Thursday, 2 August 2007

Hallam: A Star High In Seventh Heaven (or, H.A.S.H.I.S.H)

Pictured here yesterday in special Yorkshire Day sunglasses.

It's not often one has the pleaure of hosting a hippy-dippy-trippy-glam-rock-groupie-cum-witch in Club Derrig, but we are fortunate to have a neo-pseudo-type one in Jools "Smoking, Snorting, Shooting, Spelling" Hallam, whose rare visits leave my many worldly-wise guests wondering just what the hell was going on.

Laying claim to having entertained the bongo drummer out of T.Rex, the second drummer in the Glitter Band, the bass player out of Slade, the guitarist out of Roxy Music, the Sweet, and most of Wizzard on one night of their all-star glam reunion tour in 1981 (13th May, Doncaster Alhambra), she insists her memory for individual names is far less important than her recall of their poptastic credentials.

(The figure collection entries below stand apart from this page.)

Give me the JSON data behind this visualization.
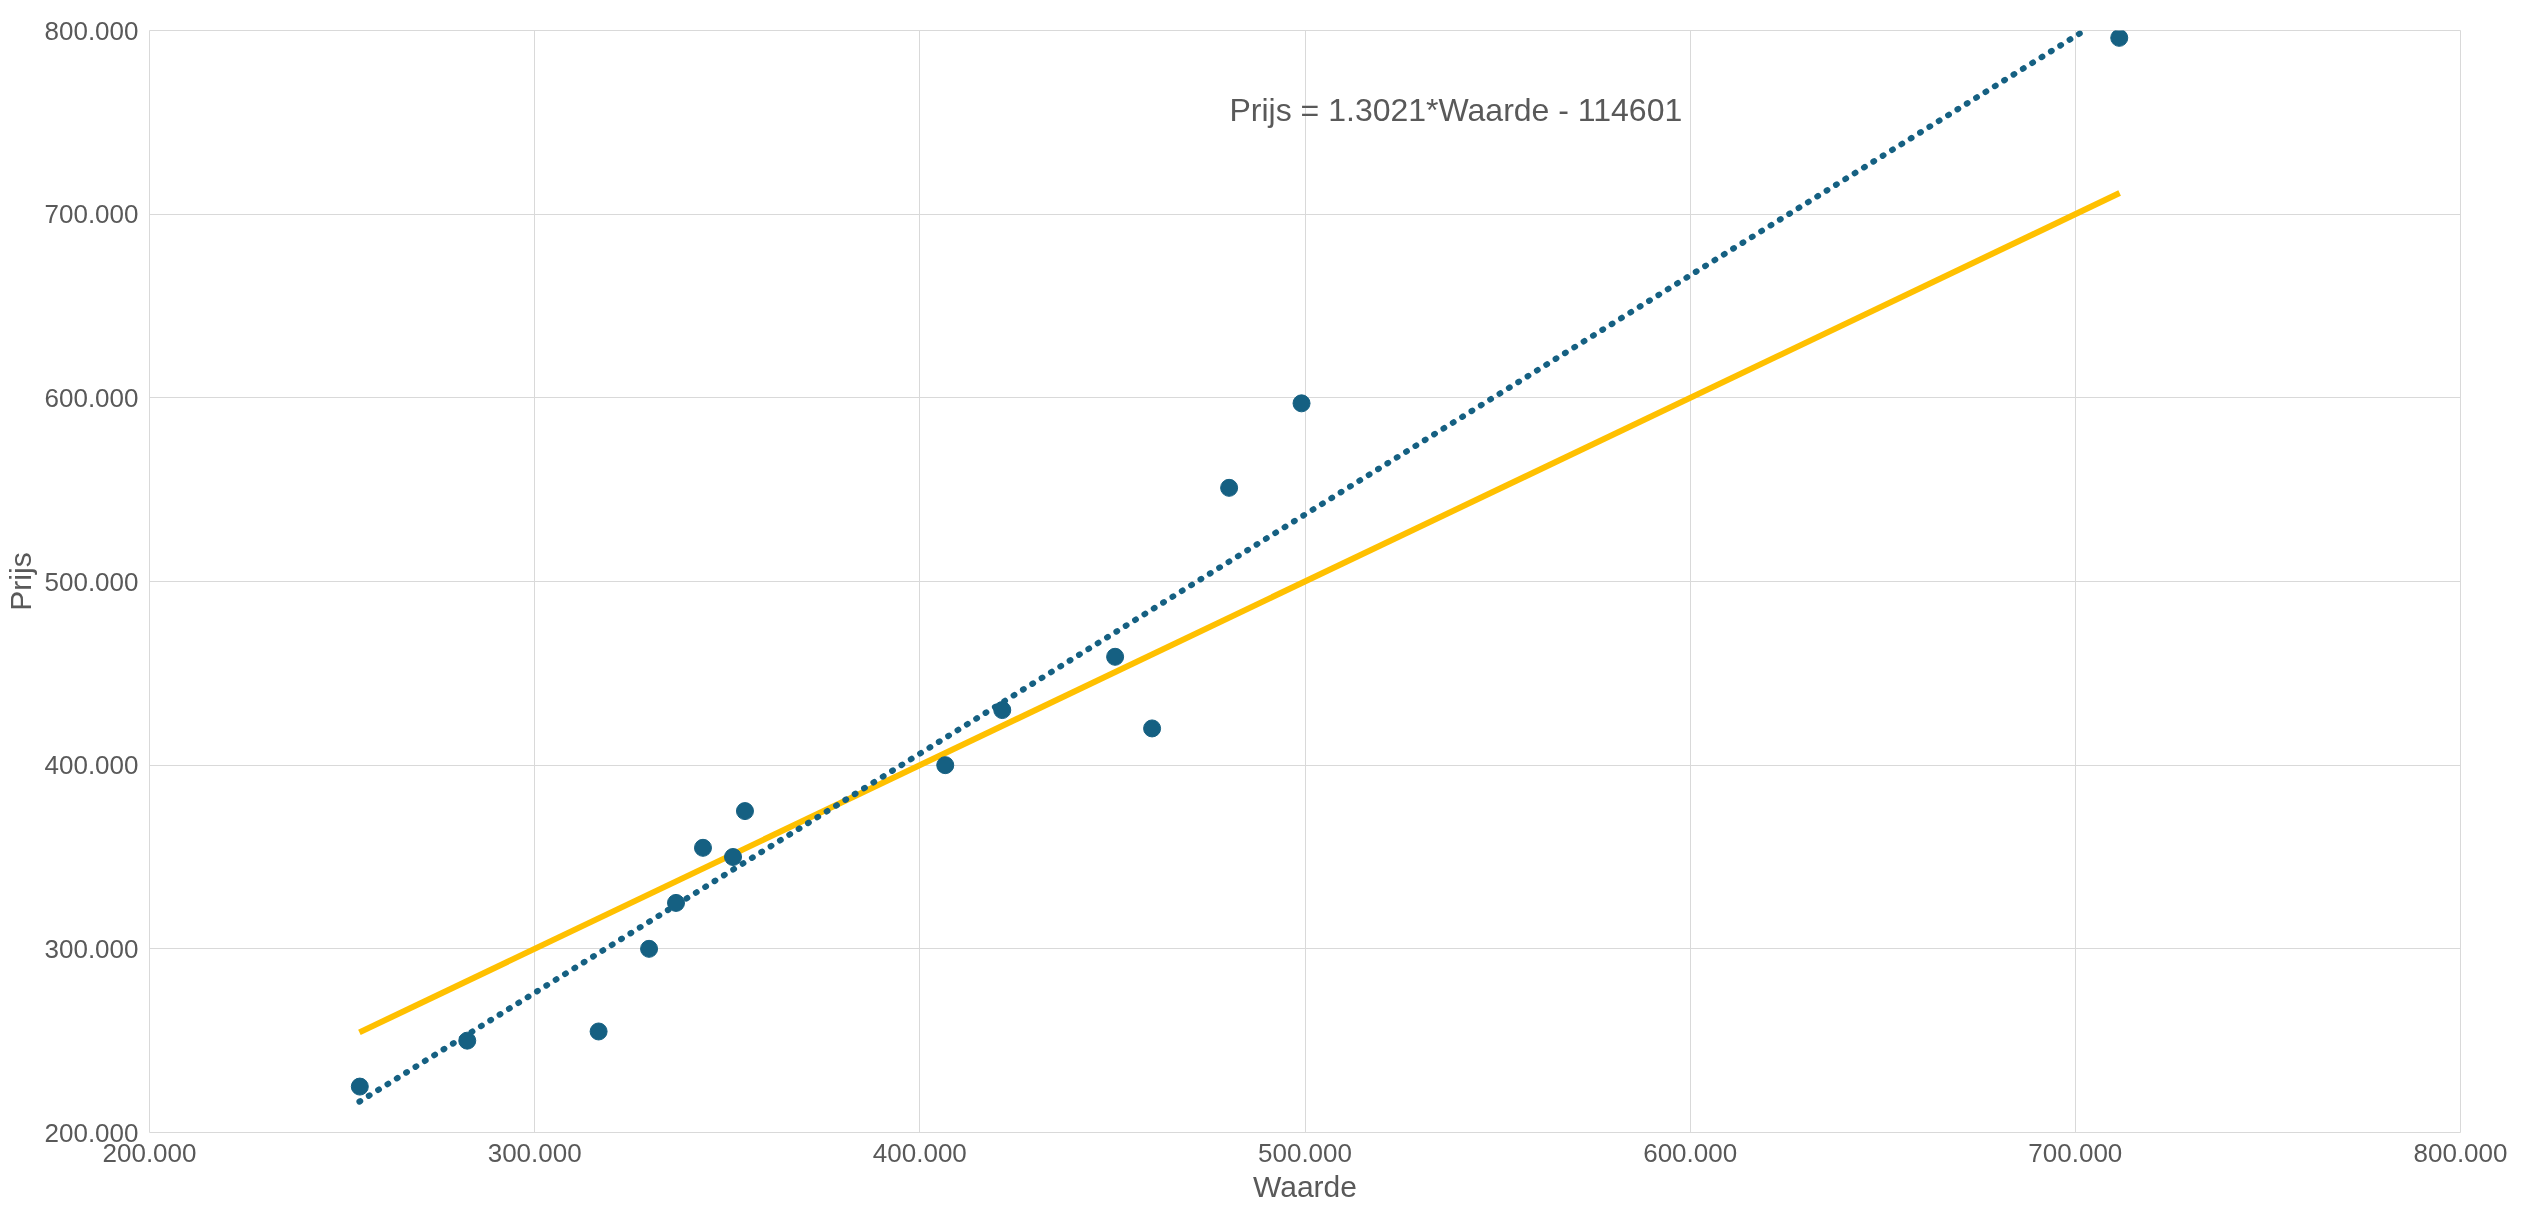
{
  "chart_data": {
    "type": "scatter",
    "xlabel": "Waarde",
    "ylabel": "Prijs",
    "marker": "circle",
    "grid": true,
    "xlim": [
      200000,
      800000
    ],
    "ylim": [
      200000,
      800000
    ],
    "xticks": [
      {
        "value": 200000,
        "label": "200.000"
      },
      {
        "value": 300000,
        "label": "300.000"
      },
      {
        "value": 400000,
        "label": "400.000"
      },
      {
        "value": 500000,
        "label": "500.000"
      },
      {
        "value": 600000,
        "label": "600.000"
      },
      {
        "value": 700000,
        "label": "700.000"
      },
      {
        "value": 800000,
        "label": "800.000"
      }
    ],
    "yticks": [
      {
        "value": 200000,
        "label": "200.000"
      },
      {
        "value": 300000,
        "label": "300.000"
      },
      {
        "value": 400000,
        "label": "400.000"
      },
      {
        "value": 500000,
        "label": "500.000"
      },
      {
        "value": 600000,
        "label": "600.000"
      },
      {
        "value": 700000,
        "label": "700.000"
      },
      {
        "value": 800000,
        "label": "800.000"
      }
    ],
    "annotations": [
      "Prijs = 1.3021*Waarde - 114601"
    ],
    "series": [
      {
        "type": "line",
        "color": "#ffc000",
        "line_style": "solid",
        "marker": "none",
        "x": [
          254500,
          711500
        ],
        "values": [
          254500,
          711500
        ]
      },
      {
        "type": "line",
        "color": "#156082",
        "line_style": "dotted",
        "marker": "none",
        "x": [
          254500,
          702000
        ],
        "values": [
          216800,
          799500
        ]
      },
      {
        "color": "#156082",
        "x": [
          254600,
          282500,
          316600,
          329700,
          336700,
          343700,
          351500,
          354600,
          406600,
          421400,
          450700,
          460300,
          480300,
          499100,
          711400
        ],
        "values": [
          225000,
          250000,
          255000,
          300000,
          325000,
          355000,
          350000,
          375000,
          400000,
          430000,
          459000,
          420000,
          551000,
          597000,
          796000
        ]
      }
    ]
  }
}
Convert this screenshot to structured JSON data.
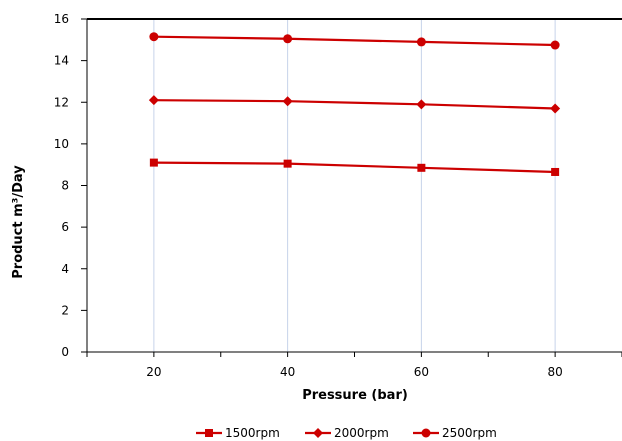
{
  "chart_data": {
    "type": "line",
    "title": "",
    "xlabel": "Pressure (bar)",
    "ylabel": "Product m³/Day",
    "x": [
      20,
      40,
      60,
      80
    ],
    "xlim": [
      10,
      90
    ],
    "ylim": [
      0,
      16
    ],
    "yticks": [
      "0",
      "2",
      "4",
      "6",
      "8",
      "10",
      "12",
      "14",
      "16"
    ],
    "xticks": [
      "20",
      "40",
      "60",
      "80"
    ],
    "grid": "vertical",
    "legend_position": "bottom",
    "line_color": "#cc0000",
    "series": [
      {
        "name": "1500rpm",
        "marker": "square",
        "values": [
          9.1,
          9.05,
          8.85,
          8.65
        ]
      },
      {
        "name": "2000rpm",
        "marker": "diamond",
        "values": [
          12.1,
          12.05,
          11.9,
          11.7
        ]
      },
      {
        "name": "2500rpm",
        "marker": "circle",
        "values": [
          15.15,
          15.05,
          14.9,
          14.75
        ]
      }
    ]
  }
}
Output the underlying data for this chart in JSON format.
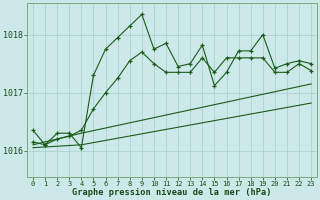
{
  "xlabel": "Graphe pression niveau de la mer (hPa)",
  "bg_color": "#cce8e8",
  "line_color": "#1a5c1a",
  "grid_color": "#a8cece",
  "spine_color": "#7aaa7a",
  "x_ticks": [
    0,
    1,
    2,
    3,
    4,
    5,
    6,
    7,
    8,
    9,
    10,
    11,
    12,
    13,
    14,
    15,
    16,
    17,
    18,
    19,
    20,
    21,
    22,
    23
  ],
  "y_ticks": [
    1016,
    1017,
    1018
  ],
  "ylim": [
    1015.55,
    1018.55
  ],
  "xlim": [
    -0.5,
    23.5
  ],
  "line1_x": [
    0,
    1,
    2,
    3,
    4,
    5,
    6,
    7,
    8,
    9,
    10,
    11,
    12,
    13,
    14,
    15,
    16,
    17,
    18,
    19,
    20,
    21,
    22,
    23
  ],
  "line1_y": [
    1016.35,
    1016.1,
    1016.3,
    1016.3,
    1016.05,
    1017.3,
    1017.75,
    1017.95,
    1018.15,
    1018.35,
    1017.75,
    1017.85,
    1017.45,
    1017.5,
    1017.82,
    1017.12,
    1017.35,
    1017.72,
    1017.72,
    1018.0,
    1017.42,
    1017.5,
    1017.55,
    1017.5
  ],
  "line2_x": [
    0,
    1,
    2,
    3,
    4,
    5,
    6,
    7,
    8,
    9,
    10,
    11,
    12,
    13,
    14,
    15,
    16,
    17,
    18,
    19,
    20,
    21,
    22,
    23
  ],
  "line2_y": [
    1016.15,
    1016.1,
    1016.2,
    1016.25,
    1016.35,
    1016.72,
    1017.0,
    1017.25,
    1017.55,
    1017.7,
    1017.5,
    1017.35,
    1017.35,
    1017.35,
    1017.6,
    1017.35,
    1017.6,
    1017.6,
    1017.6,
    1017.6,
    1017.35,
    1017.35,
    1017.5,
    1017.38
  ],
  "line3_x": [
    0,
    4,
    23
  ],
  "line3_y": [
    1016.1,
    1016.3,
    1017.15
  ],
  "line4_x": [
    0,
    4,
    23
  ],
  "line4_y": [
    1016.05,
    1016.1,
    1016.82
  ]
}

She has an amazing recall for sordid details and can recount a lengthy and shocking tale for each of the notches on the heavily-scarred broomstick she is never seen without. This detailed recollection is all the more surprising as she has never knowingly turned down any substance offered her (save a Twix, once, her reasoning being that if a Mars Bar was good enough for Marianne it was good enough for her.).

Chocolate, she claims, is a sacrament. She can often be found wandering the streets of London drenched in it - and it alone - as if participating in some hippy dirty-protest performance art, and threatening to violently smear herself on unlucky passers-by. Indeed, those who have had the 'pleasure' of visiting "the Old Hallam House", as it is known by pent-up young men locally, will be enchanted by the many shrines to a vast array of chocolatiers that can be found in every room of that cursed building.

There is one good thing to say about Jools, though: she is always very handy on those rare occasions when the whiskey turns too sour or the brandy becomes undrinkable. She merely whips out a candle from some nook or cranny about her person and, whilst whirling on the spot - well, pretty much nearly on the spot - commences an invocation thus:

Eeeeeeeeeeeeeeeeeeeeeee!
Eeeeeeeeeeeeeeeeeeeeeeeeeeeeh!
On Ilkley Moor Bah Tat
On Ilkley Moor Bah Tat
La-la-la-la I believe I can fly

La-la-la-la Oooh - or do I?
La-la-la-la Up in the sky-y-y-y-y
La-la-la-la Right way up high-igh-igh
La-la-la-la Banish those bad spirits - ooooooooooooooh! - goodbye-bye-bye.

She then places all the bottles of "bad spirits" in her capacious carpet bag and leaves quickly. It certainly seems to work. For her, at any rate.

On evenings of the full moon she will hold what she describes as psycho-psychic-psychedelic happenings. These include fortune-telling using either cards, tea leaves, palmistry, a crystal ball, or - until a recent intervention by the licensing authority's Health and Safety fascist goons - the entrails of a freshly-slaughtered goat.

Unable to foretell the next day's weather with almost the accuracy of the Met Office, she is much sought after for advice on picnicking plans.

She is also able - when in a deep, alcohol-sustained trance - to summon forth those from the 'other side' who seem peculiarly willing to help with such mundane matters as where someone has mislaid their keys. Speaking in a voice not her own - one more refined, elegant, and less Yorkshire - she will channel the spirits thus, "Does anyone here know a of Charles who has passed? No? Wait it's....Charlotte.... no....no-one? Wait it's coming through clearly now - Carol?....Carlotta?....Carl? Oooooh, for flip's sake give me clue won't one of you?"

She has yet to reveal to us (although not, apparently, the members of Showaddywaddy) what she refers to as her "famous golden chakras".